The characters who live and work in Five Corners are even stranger than the businesses. Butler is the Aunties’ miniature minion. Eldy, of the balloons and flowers, is old and wizened and so bent that you look him in the top of his bald head, and The World’s Smallest Business is run by a cranky, dwarfish Barber. The Reverend Cholmondeley and his dysfunctional family live in the church’s parsonage. Sky Porter runs the General Store and lives upstairs, along with the ghosts—or whatever they are—who flash lights through the windows at night.

And then there is Dada, the Aunties’ Darth Vader-like father, who lives in a mental hospital and is the focus of evil in the book. He is wheelchair bound and paralyzed, but that does not keep him from exerting his will. Unlike Vader, Dada does not have a good heart.

Very Bad Things, indeed, happen to Zac and other residents of Five Corners and the surrounding area. Zac is powerless to right the wrongs on his own, and he does not know who to trust. One adult—Sky Porter—seems trustworthy…until Zac learns that Sky may have killed Zac’s mother. As the layers of the story are revealed, however, Zac finds other children who have been caught in Dada’s web. Chesterton and Chelsea Chomondeley, Pethybridge and Iris join forces with Zac to defeat Dada and the Aunties.

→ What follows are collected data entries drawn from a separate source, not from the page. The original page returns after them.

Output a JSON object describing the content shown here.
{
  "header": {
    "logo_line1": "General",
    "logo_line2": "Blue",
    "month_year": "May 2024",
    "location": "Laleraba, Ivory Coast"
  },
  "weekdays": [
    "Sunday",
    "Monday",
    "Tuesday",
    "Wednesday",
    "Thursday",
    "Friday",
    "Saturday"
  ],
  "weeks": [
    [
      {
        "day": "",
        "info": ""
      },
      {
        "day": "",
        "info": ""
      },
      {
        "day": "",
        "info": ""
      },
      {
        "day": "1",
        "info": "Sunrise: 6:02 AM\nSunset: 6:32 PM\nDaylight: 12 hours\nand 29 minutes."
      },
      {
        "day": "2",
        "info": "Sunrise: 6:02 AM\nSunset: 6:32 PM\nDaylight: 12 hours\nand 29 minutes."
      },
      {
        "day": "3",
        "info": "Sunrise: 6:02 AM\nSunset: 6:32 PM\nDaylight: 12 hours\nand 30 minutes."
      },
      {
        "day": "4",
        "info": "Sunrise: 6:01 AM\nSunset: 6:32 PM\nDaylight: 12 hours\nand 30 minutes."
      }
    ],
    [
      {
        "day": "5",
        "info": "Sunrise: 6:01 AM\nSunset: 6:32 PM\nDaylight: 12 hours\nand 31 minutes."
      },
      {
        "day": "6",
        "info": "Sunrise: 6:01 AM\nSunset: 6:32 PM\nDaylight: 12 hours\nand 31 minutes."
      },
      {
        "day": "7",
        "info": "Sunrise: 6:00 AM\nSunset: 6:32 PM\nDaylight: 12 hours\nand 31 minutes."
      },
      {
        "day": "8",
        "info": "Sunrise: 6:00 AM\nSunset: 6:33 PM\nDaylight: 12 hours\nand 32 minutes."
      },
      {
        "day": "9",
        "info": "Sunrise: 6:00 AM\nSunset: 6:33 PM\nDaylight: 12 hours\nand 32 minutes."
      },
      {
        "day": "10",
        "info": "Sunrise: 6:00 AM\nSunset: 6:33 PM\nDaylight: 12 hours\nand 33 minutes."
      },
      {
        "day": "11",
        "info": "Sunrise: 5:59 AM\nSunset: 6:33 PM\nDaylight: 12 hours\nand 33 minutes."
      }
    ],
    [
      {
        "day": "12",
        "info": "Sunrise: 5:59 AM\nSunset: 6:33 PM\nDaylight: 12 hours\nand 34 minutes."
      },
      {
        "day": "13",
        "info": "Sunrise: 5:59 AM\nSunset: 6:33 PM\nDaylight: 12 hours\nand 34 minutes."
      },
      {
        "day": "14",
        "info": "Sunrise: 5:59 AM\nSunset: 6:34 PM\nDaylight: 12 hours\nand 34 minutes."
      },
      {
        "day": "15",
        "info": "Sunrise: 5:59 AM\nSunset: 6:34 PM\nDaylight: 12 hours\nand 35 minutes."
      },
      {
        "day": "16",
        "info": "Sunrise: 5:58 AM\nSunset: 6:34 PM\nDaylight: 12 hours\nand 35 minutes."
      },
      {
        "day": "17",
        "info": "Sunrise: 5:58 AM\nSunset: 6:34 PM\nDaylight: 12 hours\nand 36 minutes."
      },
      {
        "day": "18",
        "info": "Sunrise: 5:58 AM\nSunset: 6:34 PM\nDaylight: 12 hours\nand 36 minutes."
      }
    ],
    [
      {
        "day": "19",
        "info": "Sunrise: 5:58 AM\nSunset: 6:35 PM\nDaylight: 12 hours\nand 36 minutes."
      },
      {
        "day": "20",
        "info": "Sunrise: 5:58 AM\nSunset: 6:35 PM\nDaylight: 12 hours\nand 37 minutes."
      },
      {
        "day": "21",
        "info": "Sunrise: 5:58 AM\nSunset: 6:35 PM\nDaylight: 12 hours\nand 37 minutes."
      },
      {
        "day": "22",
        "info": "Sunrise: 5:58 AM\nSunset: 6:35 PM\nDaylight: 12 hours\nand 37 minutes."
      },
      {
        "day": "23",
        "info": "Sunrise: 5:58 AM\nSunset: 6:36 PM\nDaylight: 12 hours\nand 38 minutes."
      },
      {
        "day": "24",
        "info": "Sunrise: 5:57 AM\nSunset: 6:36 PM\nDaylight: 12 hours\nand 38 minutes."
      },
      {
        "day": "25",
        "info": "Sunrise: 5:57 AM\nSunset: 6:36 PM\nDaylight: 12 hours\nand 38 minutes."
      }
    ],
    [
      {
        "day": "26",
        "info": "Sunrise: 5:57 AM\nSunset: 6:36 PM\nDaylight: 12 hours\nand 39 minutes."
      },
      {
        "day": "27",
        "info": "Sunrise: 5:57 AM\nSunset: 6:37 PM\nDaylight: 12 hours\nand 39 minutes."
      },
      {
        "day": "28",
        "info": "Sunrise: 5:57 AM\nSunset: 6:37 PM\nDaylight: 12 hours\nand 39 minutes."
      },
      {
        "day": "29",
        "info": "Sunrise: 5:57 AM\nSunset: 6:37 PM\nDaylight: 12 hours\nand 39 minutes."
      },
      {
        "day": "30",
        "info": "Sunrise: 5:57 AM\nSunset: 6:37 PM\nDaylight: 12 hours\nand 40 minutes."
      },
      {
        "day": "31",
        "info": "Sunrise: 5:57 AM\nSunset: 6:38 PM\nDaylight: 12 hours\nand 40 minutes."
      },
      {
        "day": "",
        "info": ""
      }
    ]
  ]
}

Weather provides the backdrop for the entire story. From the lightning bolt that kills Zac’s mother, through hailbows and wind and rain and sunshine and snow, to the lightning bolt that kills…mmm, you’ll have to read it to find out what happens in the end.

The Blue Umbrella is well-written and fast paced. Like other children’s fantasy literature, it is a morality play where children are the main actors who overcome evil. It is, however, unique in the genre because it goes deeper than simply good versus evil. There is a sub theme of self-awareness and self-acceptance and being true to oneself, another area pre-adolescent readers are dealing with.

The characters in The Blue Umbrella are unique. Esmeralda and Pris are caricatures. Esmeralda is tall and thin and always wears furs; Pris is very large and wears lurid pink dresses with weird hats. Sky is homely. Iris is a girl who doesn’t want to be a girl. Pethybridge is such a homely child that his parents and grandparents abandoned him without naming him. Chesterton is …odd, and Chelsea lost her power of speech by asserting herself and refusing to participate in Dada’s evil plots. The only “attractive” character in the book is Sky’s father, who is pretty sure people don’t like him because he is attractive.

Each of the children finds something valuable and strong within himself or herself, and together they find the strength and power to fight Dada and the Aunties. They learn that people can be trustworthy even when they are unable to prevent Bad Things from happening. Zac, especially, even begins to learn compassion when he sees how Dada treats his daughters, the Aunties and almost feels sorry for them. These are complex life lessons that school age children are beginning to learn.

The Blue Umbrella is the first book in Mike Mason’s children’s fantasy series. Book 2 will be Chesterton’s story, and Book 3 will tell about Chelsea. I’m hoping there will be books 4 and 5, about Pethybridge and Iris, too. Readers will be grateful that more books are coming; there’s so much more of the story we want to know. This book was a great read and I’m eager for the next one.